Editorial
The Mark XX is IWC's current-production pilot watch in the classic 40mm format, carrying forward a lineage that traces back to the Mark XI issued to the Royal Air Force in 1948. It runs a Sellita SW300-1 under the IWC-branded caliber 32111 designation, a movement that divides opinion but keeps the watch affordable relative to the rest of the IWC catalog. For buyers who want a legible, well-proportioned pilot dial with real heritage behind the name and no desire to spend Portugieser money, this is the honest choice.

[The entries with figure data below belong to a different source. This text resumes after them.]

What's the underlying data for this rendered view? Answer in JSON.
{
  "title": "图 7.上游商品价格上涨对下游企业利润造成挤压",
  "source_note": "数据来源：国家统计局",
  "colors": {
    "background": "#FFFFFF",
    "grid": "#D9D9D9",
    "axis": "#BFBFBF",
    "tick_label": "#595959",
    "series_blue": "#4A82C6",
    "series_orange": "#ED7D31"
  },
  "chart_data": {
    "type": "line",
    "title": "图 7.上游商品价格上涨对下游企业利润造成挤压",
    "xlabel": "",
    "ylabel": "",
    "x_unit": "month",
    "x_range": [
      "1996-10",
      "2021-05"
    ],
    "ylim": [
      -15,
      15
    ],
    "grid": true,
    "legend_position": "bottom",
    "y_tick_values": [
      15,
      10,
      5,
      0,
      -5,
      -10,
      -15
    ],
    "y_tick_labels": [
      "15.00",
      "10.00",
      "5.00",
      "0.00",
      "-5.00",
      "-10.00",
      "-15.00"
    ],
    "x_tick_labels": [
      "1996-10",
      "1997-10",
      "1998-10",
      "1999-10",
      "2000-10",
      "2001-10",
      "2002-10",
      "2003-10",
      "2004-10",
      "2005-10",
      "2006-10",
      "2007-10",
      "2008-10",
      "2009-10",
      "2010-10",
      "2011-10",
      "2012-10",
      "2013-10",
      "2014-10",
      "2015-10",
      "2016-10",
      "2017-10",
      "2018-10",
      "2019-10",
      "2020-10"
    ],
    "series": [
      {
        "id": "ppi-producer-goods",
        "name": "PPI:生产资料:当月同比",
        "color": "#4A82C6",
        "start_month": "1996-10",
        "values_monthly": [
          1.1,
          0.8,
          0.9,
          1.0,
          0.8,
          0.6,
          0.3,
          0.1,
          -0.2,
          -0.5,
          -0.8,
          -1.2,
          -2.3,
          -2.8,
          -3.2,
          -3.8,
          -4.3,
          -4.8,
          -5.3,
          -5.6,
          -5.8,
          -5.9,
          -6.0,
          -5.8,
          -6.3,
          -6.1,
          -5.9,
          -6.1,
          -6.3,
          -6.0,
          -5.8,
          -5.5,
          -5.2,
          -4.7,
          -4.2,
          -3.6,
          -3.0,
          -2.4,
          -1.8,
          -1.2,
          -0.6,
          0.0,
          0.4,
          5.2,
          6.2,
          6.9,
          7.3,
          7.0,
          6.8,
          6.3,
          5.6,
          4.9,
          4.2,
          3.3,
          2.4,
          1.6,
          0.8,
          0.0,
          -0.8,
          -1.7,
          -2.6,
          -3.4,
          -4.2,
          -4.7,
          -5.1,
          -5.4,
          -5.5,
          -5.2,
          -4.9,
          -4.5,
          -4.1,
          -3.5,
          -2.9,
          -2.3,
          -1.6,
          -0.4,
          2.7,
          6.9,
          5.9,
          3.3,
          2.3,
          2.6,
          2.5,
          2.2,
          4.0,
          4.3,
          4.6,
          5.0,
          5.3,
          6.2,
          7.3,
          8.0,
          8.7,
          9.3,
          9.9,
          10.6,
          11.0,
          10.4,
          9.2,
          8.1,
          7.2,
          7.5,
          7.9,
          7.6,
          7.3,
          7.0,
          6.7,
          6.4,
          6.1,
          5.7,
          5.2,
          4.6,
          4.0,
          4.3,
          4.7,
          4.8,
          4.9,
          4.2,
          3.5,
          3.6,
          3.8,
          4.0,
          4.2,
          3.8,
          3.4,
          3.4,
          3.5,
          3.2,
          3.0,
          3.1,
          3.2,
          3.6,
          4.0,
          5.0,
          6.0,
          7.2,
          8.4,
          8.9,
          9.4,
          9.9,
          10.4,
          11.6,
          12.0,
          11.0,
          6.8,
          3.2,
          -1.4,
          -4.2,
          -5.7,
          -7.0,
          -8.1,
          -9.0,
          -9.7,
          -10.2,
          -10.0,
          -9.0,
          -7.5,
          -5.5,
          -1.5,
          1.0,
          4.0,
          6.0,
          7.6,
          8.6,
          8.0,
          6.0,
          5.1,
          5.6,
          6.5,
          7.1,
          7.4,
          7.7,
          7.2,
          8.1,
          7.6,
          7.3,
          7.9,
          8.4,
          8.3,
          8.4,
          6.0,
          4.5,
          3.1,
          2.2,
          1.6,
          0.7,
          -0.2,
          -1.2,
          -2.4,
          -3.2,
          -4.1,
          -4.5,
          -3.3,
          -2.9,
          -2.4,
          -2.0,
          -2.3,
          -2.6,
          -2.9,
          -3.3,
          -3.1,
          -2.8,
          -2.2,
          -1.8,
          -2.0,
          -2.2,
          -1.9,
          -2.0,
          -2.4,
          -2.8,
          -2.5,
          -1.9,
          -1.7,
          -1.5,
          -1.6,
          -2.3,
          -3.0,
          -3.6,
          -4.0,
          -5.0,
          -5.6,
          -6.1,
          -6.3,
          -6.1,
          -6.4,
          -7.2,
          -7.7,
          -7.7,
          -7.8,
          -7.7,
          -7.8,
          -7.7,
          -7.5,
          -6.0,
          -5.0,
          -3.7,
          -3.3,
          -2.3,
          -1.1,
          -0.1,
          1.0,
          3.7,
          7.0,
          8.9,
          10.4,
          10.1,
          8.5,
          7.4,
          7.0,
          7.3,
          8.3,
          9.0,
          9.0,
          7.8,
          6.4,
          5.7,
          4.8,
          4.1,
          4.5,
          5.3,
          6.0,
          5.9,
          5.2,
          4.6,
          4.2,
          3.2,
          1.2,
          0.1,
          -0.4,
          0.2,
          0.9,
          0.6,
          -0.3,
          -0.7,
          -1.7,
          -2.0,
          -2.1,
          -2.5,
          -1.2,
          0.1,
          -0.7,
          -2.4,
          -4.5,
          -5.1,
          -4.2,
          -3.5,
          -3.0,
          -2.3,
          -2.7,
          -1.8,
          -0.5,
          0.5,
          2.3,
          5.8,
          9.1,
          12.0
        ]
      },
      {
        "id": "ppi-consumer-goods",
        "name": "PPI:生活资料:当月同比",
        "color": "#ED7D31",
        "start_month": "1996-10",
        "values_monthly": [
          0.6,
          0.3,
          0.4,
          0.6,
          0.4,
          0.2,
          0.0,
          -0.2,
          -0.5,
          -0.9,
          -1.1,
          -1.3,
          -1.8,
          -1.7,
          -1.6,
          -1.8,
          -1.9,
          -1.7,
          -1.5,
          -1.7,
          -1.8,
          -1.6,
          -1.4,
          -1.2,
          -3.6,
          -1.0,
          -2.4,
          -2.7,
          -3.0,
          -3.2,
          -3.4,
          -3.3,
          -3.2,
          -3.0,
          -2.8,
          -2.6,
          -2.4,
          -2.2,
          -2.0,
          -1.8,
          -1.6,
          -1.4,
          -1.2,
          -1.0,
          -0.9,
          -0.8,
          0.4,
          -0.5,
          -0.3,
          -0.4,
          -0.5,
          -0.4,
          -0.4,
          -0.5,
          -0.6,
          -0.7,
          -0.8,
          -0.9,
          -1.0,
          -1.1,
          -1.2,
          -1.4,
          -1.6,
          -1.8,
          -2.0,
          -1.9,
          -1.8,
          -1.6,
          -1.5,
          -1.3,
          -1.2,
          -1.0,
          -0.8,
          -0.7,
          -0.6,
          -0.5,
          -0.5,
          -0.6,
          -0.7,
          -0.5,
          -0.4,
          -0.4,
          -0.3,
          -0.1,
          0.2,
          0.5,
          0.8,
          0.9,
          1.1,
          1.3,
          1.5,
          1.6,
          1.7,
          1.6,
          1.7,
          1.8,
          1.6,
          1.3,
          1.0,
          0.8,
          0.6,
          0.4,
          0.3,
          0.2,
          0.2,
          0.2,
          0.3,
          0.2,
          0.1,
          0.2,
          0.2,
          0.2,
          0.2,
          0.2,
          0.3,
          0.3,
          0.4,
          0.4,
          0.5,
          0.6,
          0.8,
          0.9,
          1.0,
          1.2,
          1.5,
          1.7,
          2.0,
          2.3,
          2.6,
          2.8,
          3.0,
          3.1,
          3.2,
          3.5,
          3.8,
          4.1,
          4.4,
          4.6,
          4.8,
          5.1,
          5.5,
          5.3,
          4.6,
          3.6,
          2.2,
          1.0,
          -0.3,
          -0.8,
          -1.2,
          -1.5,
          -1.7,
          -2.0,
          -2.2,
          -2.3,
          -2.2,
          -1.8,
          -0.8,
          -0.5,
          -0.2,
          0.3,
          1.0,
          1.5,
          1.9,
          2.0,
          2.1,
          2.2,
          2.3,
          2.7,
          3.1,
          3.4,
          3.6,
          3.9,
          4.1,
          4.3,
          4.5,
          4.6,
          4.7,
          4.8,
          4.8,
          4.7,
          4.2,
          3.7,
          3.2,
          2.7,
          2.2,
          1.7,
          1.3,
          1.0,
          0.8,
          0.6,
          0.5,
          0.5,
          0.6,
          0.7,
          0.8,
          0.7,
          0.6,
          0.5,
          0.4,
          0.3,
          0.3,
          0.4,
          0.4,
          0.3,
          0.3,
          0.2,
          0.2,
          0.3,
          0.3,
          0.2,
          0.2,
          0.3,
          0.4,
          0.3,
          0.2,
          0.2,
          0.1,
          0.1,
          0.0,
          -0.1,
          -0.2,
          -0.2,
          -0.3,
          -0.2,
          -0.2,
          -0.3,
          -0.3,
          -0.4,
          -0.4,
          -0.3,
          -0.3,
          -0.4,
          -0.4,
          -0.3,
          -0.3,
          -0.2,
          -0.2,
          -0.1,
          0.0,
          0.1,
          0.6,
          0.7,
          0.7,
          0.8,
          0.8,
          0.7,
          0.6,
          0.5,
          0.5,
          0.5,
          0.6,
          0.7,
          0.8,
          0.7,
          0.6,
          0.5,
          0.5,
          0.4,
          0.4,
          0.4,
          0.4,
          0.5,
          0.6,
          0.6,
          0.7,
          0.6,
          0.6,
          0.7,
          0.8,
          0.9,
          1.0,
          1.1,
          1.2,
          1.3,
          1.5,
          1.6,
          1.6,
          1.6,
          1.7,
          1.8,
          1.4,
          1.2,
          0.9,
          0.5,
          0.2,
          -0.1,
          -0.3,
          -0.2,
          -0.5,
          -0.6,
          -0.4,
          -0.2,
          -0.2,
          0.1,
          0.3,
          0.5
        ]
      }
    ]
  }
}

IWC introduced the Mark XX in 2022, replacing the Mark XVIII (2016-2022) with a revised case profile and an updated movement designation. The caliber 32111 is a Sellita SW300-1 with IWC finishing and regulation, offering 72 hours of power reserve. The Mark XVIII ran the older 30110 (also Sellita-based), so the movement architecture is similar across both generations.
No significant dial variants exist in the Mark XX lineup at launch; the black dial on the IW328201 is the reference collector attention centers on. The white dial IW328205 shares the same case and movement but draws less secondary-market interest.
The Sellita base movement is not a defect, but buyers who expect an in-house manufacture should look at the Portugieser or Pilot's Watch Timezoner before purchasing. Verify the crown and pusher screwdown function correctly; the Mark XX uses a screw-down crown that sees heavy daily use and can develop wear on the threads. Inspect the anti-reflective sapphire coating on both sides of the crystal, as the inner AR layer can chip at the edge if the watch has taken impact.
Check the lug finishing on pre-owned examples; the brushed surfaces on the lugs are thin and polishing shops routinely round them off, which hurts resale value. The reference is new enough (2022-present) that most pre-owned examples have light service history, but crown condition remains the most telling indicator of how the watch was treated.